Les auteurs de ce nouvel article donnent une idée assez juste de la littérature antérieure, et ajoutent une nouvelle hypothèse originale au sujet de la fonction de la table contenue dans Plimpton 322. Selon eux, cette table servait d’outil pour résoudre le triangle rectangle. Ils nomment cet outil "table trigonométrique" de façon quelque peu abusive, puisque, comme ils le reconnaissent eux-mêmes, il n'y a aucune notion d'angle impliquée dans ce texte. Les auteurs avancent que cette table fournirait des approximations du côté d'un triangle rectangle, les deux autres étant connus, avec une précision plus grande que celle que donnerait une table trigonométrique du type de celles qui étaient utilisées par Hipparque ou Ptolémée, ou en Inde ancienne. C'est une idée séduisante, et les arguments mathématiques sont intéressants. Cependant, d'un point de vue historique, l'hypothèse n'est guère acceptable car aucun texte connu ne témoigne de l'utilisation d'une table de type Plimpton 322 pour résoudre le triangle rectangle. Les auteurs citent des exemples, mais les méthodes effectivement attestées dans les textes qu'ils citent diffèrent des reconstructions qu'ils proposent. De plus, les tables utilisées par Hipparque, Ptolémée et les astronomes d'Inde ancienne ont été élaborées pour les besoins d'une astronomie basée sur la géométrie du cercle et de la sphère, qui n'a rien à voir avec l'univers mathématique dans lequel évoluaient les auteurs de Plimpton 322. Donc pour le moment, en regard des sources connues, l'hypothèse des deux auteurs australiens reste une spéculation mathématique astucieuse mais non fondée sur des preuves textuelles.

Une des raisons principales du buzz médiatique réside dans la communication qui a été organisée par les auteurs autour de leur article. Cette communication a beaucoup joué sur le sens du mot "trigonométrie". Dans l'acception commune, celle qu'on apprend au collège, la trigonométrie est la partie de la géométrie métrique qui met en relation des angles et des longueurs.
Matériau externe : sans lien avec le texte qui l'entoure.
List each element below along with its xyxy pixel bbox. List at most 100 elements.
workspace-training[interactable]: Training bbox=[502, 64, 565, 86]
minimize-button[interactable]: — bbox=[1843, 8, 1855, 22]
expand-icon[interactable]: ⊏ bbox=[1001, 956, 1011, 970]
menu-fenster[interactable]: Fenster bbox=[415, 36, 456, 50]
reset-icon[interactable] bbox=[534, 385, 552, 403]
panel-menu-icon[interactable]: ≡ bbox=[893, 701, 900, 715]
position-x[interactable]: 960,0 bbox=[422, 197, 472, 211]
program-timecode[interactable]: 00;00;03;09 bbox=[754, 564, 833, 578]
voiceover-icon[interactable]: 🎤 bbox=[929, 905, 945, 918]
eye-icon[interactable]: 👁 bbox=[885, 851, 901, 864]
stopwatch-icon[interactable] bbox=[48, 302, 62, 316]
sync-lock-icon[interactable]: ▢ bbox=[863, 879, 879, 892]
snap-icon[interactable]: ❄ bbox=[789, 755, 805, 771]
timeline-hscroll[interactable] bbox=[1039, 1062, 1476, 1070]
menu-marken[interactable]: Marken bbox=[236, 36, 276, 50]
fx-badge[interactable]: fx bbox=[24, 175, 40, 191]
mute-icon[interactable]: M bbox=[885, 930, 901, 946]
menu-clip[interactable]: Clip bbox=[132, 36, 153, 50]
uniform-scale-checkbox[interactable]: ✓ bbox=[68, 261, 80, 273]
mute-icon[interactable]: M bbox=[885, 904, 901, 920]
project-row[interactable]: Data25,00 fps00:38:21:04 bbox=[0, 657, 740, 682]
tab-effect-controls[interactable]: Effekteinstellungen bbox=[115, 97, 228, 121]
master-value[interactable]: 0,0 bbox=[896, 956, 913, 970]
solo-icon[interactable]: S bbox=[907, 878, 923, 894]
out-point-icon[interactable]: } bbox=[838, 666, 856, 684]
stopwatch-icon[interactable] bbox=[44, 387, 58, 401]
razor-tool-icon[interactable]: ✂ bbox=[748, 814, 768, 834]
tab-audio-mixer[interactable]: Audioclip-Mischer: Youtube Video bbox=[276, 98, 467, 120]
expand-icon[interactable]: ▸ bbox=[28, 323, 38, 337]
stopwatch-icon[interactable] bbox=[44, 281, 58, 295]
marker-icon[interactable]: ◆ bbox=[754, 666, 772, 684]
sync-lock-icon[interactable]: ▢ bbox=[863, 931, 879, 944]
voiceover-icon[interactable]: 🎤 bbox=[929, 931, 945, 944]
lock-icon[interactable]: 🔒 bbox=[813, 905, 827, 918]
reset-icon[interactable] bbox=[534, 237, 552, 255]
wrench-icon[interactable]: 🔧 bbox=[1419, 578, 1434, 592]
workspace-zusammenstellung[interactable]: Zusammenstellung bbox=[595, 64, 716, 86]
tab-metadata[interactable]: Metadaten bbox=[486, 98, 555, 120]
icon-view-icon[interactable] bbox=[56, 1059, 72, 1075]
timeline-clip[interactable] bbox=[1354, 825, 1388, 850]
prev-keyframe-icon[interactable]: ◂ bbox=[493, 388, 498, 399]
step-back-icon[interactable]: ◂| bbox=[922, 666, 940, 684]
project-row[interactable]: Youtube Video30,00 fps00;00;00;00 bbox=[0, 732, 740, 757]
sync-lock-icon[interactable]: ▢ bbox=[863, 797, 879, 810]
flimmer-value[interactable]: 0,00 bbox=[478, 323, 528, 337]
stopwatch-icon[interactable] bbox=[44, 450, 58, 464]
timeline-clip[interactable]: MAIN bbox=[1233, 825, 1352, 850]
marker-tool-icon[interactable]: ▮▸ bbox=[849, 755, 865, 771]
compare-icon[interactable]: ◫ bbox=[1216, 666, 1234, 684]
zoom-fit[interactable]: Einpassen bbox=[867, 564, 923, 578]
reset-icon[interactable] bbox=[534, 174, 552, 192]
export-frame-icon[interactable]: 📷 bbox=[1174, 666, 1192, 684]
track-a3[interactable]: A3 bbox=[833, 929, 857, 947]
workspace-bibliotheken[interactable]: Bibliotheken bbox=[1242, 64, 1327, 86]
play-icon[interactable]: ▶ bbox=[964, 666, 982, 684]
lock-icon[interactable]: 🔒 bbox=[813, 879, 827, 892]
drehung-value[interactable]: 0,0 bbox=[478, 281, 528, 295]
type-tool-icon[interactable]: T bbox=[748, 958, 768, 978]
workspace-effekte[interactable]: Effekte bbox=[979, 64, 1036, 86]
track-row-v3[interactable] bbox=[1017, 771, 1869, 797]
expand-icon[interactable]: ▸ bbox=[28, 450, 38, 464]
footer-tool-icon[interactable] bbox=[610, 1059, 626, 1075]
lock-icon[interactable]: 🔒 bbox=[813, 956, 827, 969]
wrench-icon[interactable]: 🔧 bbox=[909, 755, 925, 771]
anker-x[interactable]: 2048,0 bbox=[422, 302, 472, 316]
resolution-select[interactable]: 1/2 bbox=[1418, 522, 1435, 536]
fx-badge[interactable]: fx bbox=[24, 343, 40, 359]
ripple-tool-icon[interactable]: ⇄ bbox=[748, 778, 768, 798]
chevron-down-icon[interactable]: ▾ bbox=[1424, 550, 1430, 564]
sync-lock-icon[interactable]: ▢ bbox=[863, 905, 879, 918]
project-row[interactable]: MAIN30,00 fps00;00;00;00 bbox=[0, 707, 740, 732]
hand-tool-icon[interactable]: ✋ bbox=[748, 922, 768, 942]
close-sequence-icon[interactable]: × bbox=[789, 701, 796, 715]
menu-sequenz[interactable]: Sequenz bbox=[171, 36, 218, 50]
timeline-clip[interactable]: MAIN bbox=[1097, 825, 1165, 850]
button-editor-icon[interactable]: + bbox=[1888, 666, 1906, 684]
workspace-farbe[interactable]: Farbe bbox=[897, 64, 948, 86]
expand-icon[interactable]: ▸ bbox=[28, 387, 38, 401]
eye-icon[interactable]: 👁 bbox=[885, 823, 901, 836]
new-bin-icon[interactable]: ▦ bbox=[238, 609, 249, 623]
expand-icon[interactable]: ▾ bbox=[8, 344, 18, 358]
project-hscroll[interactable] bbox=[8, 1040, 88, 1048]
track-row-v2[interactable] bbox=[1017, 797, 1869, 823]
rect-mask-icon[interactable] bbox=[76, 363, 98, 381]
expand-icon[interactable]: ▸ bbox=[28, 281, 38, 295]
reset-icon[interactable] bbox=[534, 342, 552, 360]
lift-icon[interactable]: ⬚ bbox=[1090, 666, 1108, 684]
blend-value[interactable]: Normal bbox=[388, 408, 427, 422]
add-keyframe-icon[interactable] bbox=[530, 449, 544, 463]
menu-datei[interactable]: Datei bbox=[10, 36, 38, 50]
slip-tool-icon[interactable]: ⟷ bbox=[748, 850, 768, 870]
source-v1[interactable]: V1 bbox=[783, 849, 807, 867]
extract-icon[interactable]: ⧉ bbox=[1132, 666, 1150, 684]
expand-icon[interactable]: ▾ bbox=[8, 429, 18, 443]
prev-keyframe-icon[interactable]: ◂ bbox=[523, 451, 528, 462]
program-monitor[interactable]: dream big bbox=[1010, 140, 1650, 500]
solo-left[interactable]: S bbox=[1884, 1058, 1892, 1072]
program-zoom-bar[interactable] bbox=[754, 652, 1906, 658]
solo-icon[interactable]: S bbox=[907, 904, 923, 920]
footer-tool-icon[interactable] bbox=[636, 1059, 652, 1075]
Une table trigonométrique est une table de correspondance entre des angles et les côtés du triangle rectangle (ou plus exactement, des rapports de ces côtés). Elle sert à beaucoup de choses en mathématiques, et en particulier à résoudre le triangle rectangle lorsqu'on connaît un angle et un côté. Dans la tablette Plimpton 322, il n'y a aucune notion d'angle, pas plus que dans les autres textes mathématiques cunéiformes. Donc on ne peut pas parler de trigonométrie au sens usuel. Mais on peut bien sûr changer la définition des mots, et décider que la trigonométrie est la science du triangle rectangle (auquel cas, la relation de Pythagore appartient à la trigonométrie). C'est ce que font les auteurs de l'article en question, et ils en ont le droit. Mais ces auteurs savent très bien qu'en utilisant le mot "trigonométrie", ou "table trigonométrique" dans leur communication, leurs interlocuteurs comprendront le mot dans son sens usuel, celui qui implique des angles, et ainsi ils fabriquent du sensationnel là où il n'y en a pas. C'est dommage car cet écran de fumée occulte ce qu'il y a d'intéressant à mon avis dans l'article controversé: l'idée que la table de Plimpton 322 ait pu être utilisée comme un outil pour la résolution approchée des triangles rectangles dont les côtés ne sont pas tous rationnels.